Just a few years ago, the U.S. Army was sending compact discs with software updates through the mail, a process that could take weeks or even months in some cases, but its software sustainment efforts have improved dramatically and continues to do so, according to Jennifer Swanson, director, Software Engineering Center (SEC), Army Communications-Electronics Command (CECOM).

Swanson participated in a fireside chat discussion with CW5 Linc McCoy, USA, CECOM’s command chief warrant officer, during AFCEA’s TechNet Augusta conference in Augusta, Georgia.

She described the SEC’s processes four years ago as “antiquated” but said the organization is now “leading innovation to software systems throughout the Army.” She acknowledged wanting to counter the impression that sustainment is where software systems go to die. “Software is not static. Software drives everything. Everything out there is driven by software, so if we don’t keep up with it and keep up with the software trends, we’re not serving the Army properly,” she said.

The SEC focuses on supporting warfighters and enabling operations in the field, but until recently the organization was distributing software by mailing CDs and hard drives and other forms of media. That software would take weeks or months to reach its destination and units didn’t always know what to do with it, so rather than update their systems, they allowed hundreds of CDs to pile up, unused.

Because systems were not being updated, they were vulnerable. “Things get hacked, so it’s very important to maintain that cyber posture. We certainly were not setting them up for success by the pony express method of sending software,” she said.

The organization has created an online software repository that went live about a year ago and has created a number of pilot programs with various units to build out the tactics, techniques and procedures and updating the repository based on unit feedback. “Right now, some units have a 95 percent usability score, which I’m pretty happy with because we continue to update and make it as easy as possible,” Swanson said, adding that the SEC sees an average of about 3,500 downloads per month.

Swanson intends to take advantage of the Army’s cloud computing capabilities for the next version of the repository and will begin piloting that effort very soon.

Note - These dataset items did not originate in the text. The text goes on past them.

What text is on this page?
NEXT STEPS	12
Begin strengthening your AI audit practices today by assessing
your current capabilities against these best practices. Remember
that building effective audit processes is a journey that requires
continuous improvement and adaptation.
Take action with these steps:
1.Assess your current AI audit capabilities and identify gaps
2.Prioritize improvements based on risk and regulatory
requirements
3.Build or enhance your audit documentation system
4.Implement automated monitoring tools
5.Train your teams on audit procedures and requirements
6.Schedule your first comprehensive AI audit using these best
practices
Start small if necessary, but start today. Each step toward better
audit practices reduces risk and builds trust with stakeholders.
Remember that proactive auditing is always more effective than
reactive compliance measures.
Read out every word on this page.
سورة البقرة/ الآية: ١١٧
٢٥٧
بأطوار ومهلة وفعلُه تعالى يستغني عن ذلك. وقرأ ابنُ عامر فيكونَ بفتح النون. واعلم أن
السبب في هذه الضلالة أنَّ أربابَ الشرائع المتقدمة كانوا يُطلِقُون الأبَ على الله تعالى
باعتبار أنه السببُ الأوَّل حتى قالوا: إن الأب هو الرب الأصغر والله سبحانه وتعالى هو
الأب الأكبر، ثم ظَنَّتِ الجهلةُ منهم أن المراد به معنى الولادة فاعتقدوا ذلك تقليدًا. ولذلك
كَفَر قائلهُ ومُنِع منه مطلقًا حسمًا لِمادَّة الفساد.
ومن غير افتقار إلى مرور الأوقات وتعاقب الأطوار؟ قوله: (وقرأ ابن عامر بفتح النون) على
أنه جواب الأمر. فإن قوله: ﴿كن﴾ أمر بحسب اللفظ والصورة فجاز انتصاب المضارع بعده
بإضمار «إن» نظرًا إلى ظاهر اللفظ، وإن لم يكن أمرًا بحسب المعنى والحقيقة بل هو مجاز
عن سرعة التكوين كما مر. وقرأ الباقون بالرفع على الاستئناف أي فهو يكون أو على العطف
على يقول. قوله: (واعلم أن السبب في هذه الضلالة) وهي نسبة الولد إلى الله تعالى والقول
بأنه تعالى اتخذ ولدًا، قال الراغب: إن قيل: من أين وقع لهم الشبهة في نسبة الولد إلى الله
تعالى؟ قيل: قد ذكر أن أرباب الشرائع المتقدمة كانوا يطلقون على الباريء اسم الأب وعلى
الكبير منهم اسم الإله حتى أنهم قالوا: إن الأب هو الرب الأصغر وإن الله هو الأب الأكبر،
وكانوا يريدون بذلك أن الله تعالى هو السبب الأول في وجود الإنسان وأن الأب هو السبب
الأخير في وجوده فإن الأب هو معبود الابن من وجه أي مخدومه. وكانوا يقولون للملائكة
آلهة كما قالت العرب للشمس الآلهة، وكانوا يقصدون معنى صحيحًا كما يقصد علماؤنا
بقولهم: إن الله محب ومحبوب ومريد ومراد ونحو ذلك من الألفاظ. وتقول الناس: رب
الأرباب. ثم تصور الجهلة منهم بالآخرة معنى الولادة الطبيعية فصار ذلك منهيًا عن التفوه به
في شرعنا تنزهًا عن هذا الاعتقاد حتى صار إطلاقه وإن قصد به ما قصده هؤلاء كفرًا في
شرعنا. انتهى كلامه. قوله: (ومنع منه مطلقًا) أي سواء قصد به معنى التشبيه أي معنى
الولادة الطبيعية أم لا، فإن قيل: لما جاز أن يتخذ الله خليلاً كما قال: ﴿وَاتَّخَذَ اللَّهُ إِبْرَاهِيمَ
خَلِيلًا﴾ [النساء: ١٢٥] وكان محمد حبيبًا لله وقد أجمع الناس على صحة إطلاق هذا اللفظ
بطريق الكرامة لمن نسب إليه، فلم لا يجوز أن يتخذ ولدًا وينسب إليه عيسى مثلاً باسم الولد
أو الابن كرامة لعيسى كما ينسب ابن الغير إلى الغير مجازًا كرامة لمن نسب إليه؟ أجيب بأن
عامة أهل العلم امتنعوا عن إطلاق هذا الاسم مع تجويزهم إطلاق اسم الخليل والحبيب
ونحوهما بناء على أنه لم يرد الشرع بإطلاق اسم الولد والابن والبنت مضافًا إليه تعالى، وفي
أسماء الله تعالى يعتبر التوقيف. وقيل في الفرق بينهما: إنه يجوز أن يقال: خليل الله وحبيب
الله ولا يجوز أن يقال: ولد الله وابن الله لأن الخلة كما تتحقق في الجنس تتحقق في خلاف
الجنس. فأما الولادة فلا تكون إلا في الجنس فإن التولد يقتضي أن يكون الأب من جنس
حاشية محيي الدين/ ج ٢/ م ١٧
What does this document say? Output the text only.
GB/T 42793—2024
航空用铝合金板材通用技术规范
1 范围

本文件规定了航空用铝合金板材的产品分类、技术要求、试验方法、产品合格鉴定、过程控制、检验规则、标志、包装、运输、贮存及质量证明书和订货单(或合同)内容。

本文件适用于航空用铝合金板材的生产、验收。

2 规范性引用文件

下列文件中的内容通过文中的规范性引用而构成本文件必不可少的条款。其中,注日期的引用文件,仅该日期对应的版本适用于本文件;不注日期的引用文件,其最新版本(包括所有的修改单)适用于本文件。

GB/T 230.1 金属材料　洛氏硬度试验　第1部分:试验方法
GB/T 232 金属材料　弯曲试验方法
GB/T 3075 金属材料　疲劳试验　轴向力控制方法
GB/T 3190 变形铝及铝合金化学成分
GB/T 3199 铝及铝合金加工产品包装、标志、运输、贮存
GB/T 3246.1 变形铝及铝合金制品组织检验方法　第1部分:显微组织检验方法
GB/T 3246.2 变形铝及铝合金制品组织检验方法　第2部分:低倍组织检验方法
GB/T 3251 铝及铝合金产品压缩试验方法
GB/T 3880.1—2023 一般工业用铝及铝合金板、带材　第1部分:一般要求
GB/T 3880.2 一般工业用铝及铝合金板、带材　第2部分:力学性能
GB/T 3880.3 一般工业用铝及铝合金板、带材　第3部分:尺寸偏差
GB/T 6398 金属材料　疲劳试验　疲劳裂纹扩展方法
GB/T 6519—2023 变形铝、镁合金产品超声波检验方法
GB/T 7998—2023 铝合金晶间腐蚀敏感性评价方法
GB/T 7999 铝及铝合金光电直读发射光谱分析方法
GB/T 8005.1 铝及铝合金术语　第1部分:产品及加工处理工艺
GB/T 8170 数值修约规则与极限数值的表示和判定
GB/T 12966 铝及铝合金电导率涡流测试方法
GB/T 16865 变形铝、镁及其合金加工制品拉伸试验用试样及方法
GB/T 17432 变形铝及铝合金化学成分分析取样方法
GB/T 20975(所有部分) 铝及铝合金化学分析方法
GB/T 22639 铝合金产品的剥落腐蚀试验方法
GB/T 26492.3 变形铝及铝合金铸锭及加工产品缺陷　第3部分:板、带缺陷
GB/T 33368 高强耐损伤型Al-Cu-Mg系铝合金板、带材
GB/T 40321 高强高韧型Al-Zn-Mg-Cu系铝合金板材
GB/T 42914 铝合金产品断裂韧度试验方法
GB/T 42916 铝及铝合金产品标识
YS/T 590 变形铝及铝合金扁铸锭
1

Following the SolarWinds breach, she said, the organization received the company’s patch and then within 24 hours tested and packaged the system and made it available. “We were able to put it right up on the [repository], and we were watching units download it, which was really cool because we’d never had that insight before.”

Automation has played a key role in the SEC’s transformation. “We automated everything. We used to do everything manually. We would test manually. We had people pushing buttons. It would take weeks,” she said. “We’ve automated almost all of our test beds at this point. That has been a huge timesaver. We have been able to take some of those people who used to push buttons and reskill them for other things.”

Automation can conduct testing at night after employees go home, she noted. Additionally, it improves software quality because computers make fewer mistakes than people do.

The SEC also has automated cyber efforts and had taken advantage of rapid software development processes known as DevSecOps. “It allows you to build these automated pipelines. We are able to really drop code in. It goes through the automated pipeline, and it comes out much faster. We’ve been able to deliver 50 percent more capability in about half the time.”

Asked whether the SEC could automatically push patches or updates to users, Swanson warned they have to be careful with tactical networks. “We don’t know what users are doing. Has anybody been sitting at their desk and had a patch pushed and all of a sudden their computer reboots? I mean, I definitely have. Everybody has. We can’t do that,” she said.